Times are hard! The current economic situation has been so difficult that for some businesses, redundancy is one of the prime options to cut down costs and stay afloat. However, if this is not done the right way, it may create bigger problems for businesses because of the possibility of costly and time wasting litigations. In summary, redundancy occurs when an employer closes down its business (or intends to do so); or closes down a particular workplace (or intends to do so); or has a reduced requirement for employees to carry out the particular work for which they have been employed such that the employer has to lay off some workers.
Although the Labour Act, 2003 (Act 651) does not define the term redundancy, it gives an indication to its precipitators which include, but are not limited to, where an employer contemplates the introduction of major changes in production, programme, organization, structure or technology of an undertaking that are likely to entail terminations of employment of workers. Redundancy is one of the grounds upon which termination of employment is deemed as lawful. Nonetheless, failure to comply with the requisite procedure under the Labour Act renders it unfair termination which opens the employer to more liability than it would have incurred.

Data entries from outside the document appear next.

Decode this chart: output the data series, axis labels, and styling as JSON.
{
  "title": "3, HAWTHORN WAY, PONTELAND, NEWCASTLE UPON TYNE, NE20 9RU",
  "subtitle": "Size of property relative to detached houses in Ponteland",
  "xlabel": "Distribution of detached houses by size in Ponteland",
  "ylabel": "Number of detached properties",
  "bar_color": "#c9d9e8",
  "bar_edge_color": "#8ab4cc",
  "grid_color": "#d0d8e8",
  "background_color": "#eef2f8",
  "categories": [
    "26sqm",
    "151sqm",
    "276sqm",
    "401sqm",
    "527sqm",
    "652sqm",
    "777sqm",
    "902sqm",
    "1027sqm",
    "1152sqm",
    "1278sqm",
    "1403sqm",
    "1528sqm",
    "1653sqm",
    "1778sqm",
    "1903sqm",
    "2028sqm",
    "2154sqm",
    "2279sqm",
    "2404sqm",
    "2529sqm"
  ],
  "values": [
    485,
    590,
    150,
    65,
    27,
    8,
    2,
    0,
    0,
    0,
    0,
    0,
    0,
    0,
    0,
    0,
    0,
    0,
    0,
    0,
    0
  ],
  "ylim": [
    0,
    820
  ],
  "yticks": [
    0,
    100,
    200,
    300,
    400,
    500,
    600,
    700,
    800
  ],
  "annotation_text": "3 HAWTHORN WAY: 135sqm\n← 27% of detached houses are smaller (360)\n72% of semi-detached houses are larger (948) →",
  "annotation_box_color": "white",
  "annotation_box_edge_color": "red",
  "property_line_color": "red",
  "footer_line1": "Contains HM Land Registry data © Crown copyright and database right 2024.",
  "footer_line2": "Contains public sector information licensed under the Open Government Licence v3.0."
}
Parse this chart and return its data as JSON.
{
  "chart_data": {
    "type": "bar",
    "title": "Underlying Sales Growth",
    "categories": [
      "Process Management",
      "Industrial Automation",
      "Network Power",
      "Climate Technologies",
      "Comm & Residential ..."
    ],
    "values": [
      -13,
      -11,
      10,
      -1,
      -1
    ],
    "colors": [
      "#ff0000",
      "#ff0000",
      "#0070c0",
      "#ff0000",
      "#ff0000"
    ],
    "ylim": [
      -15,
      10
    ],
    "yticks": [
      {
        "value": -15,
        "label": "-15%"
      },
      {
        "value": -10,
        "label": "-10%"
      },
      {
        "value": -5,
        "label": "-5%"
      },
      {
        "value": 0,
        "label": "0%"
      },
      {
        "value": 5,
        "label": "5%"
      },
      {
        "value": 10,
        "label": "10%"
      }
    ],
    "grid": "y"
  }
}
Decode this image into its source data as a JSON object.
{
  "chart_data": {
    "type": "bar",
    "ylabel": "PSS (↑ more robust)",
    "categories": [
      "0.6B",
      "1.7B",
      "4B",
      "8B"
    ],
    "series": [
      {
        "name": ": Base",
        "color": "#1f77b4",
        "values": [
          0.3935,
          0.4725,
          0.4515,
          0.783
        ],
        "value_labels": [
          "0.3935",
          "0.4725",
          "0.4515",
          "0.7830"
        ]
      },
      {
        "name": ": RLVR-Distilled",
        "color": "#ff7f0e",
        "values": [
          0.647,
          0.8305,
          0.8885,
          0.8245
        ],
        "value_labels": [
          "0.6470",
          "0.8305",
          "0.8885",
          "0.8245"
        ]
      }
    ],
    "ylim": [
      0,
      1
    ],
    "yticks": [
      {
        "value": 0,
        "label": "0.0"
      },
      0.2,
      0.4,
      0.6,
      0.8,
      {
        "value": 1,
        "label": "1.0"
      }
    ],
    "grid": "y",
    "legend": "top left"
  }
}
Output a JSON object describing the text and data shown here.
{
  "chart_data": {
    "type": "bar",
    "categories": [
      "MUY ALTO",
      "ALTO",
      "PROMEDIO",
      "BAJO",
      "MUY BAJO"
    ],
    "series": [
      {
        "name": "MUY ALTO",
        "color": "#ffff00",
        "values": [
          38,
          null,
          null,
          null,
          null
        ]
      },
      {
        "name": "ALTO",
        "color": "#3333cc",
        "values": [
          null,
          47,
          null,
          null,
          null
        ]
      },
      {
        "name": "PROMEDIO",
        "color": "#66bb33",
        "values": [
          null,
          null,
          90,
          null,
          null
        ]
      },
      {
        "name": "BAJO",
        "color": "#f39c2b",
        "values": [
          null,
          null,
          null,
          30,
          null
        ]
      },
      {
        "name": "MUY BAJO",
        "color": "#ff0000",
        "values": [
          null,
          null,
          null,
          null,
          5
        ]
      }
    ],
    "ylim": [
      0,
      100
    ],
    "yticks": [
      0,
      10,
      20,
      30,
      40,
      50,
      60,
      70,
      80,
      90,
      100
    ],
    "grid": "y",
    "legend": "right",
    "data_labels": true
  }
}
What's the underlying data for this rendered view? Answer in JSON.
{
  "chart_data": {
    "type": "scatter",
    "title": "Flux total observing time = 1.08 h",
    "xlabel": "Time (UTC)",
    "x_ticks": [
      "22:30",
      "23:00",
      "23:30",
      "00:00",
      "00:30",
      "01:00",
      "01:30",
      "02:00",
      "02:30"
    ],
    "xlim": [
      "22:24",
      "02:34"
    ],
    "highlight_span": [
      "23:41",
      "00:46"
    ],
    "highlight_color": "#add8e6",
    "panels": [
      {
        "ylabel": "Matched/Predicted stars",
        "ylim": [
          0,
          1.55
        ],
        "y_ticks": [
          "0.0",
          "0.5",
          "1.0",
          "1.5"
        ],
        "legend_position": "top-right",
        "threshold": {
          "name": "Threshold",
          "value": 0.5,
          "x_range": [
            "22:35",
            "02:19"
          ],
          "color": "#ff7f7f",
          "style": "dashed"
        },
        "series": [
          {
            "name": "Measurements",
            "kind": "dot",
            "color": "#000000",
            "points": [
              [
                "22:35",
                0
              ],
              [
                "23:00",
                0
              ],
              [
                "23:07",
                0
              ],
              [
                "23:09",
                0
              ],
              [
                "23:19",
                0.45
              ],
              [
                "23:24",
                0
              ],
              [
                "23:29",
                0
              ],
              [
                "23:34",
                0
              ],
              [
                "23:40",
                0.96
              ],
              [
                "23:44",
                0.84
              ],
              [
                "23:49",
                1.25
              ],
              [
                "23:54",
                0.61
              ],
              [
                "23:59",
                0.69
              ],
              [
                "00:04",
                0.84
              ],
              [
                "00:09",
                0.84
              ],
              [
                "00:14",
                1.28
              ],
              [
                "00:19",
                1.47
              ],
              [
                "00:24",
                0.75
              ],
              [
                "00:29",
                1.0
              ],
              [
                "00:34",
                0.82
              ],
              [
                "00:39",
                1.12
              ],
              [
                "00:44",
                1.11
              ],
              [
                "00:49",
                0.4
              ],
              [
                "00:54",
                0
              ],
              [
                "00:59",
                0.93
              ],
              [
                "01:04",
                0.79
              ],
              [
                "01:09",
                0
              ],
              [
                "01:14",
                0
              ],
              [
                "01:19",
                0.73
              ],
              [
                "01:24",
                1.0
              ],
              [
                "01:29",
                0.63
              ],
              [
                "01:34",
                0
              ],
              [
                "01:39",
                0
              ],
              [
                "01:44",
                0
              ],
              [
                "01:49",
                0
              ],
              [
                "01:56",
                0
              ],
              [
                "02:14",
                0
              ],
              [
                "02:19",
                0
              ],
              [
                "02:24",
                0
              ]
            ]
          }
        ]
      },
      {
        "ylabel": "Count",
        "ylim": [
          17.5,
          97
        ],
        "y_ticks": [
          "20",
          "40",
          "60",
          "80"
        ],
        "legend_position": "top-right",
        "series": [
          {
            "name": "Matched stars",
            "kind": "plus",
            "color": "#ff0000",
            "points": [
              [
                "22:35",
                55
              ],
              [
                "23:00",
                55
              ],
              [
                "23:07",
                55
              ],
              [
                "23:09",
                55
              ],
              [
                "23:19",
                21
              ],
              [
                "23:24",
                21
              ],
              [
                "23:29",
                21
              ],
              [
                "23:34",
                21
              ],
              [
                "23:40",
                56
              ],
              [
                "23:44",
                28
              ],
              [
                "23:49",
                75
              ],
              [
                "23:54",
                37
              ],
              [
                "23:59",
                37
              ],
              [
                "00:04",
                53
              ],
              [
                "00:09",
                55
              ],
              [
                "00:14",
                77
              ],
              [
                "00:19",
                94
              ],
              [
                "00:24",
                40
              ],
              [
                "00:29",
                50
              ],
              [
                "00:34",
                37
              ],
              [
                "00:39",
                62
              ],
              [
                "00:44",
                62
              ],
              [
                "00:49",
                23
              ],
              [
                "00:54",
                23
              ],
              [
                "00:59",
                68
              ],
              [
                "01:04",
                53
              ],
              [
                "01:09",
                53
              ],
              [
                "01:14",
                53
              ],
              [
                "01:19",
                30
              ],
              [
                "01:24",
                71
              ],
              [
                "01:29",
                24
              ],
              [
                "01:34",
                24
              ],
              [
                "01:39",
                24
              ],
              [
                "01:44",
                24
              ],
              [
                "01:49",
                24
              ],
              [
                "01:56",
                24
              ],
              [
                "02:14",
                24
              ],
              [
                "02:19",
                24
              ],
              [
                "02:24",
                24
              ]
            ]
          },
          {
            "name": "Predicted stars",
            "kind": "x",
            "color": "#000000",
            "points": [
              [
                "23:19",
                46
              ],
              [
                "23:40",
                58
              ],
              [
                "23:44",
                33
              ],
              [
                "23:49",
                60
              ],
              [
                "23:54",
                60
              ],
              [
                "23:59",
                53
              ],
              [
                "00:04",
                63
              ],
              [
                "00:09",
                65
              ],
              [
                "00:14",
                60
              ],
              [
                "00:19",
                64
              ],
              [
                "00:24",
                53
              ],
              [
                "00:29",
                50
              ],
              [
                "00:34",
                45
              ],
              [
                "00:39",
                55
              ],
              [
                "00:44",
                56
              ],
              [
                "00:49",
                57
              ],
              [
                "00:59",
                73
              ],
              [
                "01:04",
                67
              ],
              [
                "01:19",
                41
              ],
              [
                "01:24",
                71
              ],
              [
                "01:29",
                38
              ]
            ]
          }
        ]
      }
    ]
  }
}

Under the Act, whenever an employer intends to embark on a major change, which is likely to result in the termination of employment, the employer shall provide notice, in writing, to the Chief Labour Officer and the trade union concerned, and give the proper notice and the required information according to law. The employer is also required to provide a roadmap to justify the redundancy and measures to mitigate the effects. Although the Act makes reference to consultation with the trade unions, it is usually advisable for employers to consult with employees when the proposal to make redundancies is in its formative stage before any decisions are made at management or board level. Consultation should take place before the employer takes the final decision to dismiss, otherwise, the process can be perceived as a sham and the dismissal as unfair.
When employees are laid off as a result of redundancy, some compensation must be paid by the employer. Redundancy pay is purely a matter of negotiation between the employer and the employee. Parties may usually provide for the basis of the calculation of the redundancy pay in the contract of employment in the absence of which the parties may negotiate the sum payable. In most cases, parties are unable to reach an amicable settlement on redundancy packages. The simple reason being that whereas the employee usually feels he or she is entitled to more, the employer’s aim is to minimize its exposure to the barest minimum. However, in the case where dispute arises, either party may refer it to the National Labour Commission for settlement, and the decision of the Commission shall, subject to any other law, be final. Advisedly, it is always prudent to include a redundancy clause in the employment contract. It is equally pertinent that the redundancy clause be properly worded so as to avoid controversies.
It is important to mention however, that all that has been said so far above does not apply to workers engaged under a contract of employment for a specified period of time or specified work; or a worker serving a period of probation; or workers engaged on casual basis.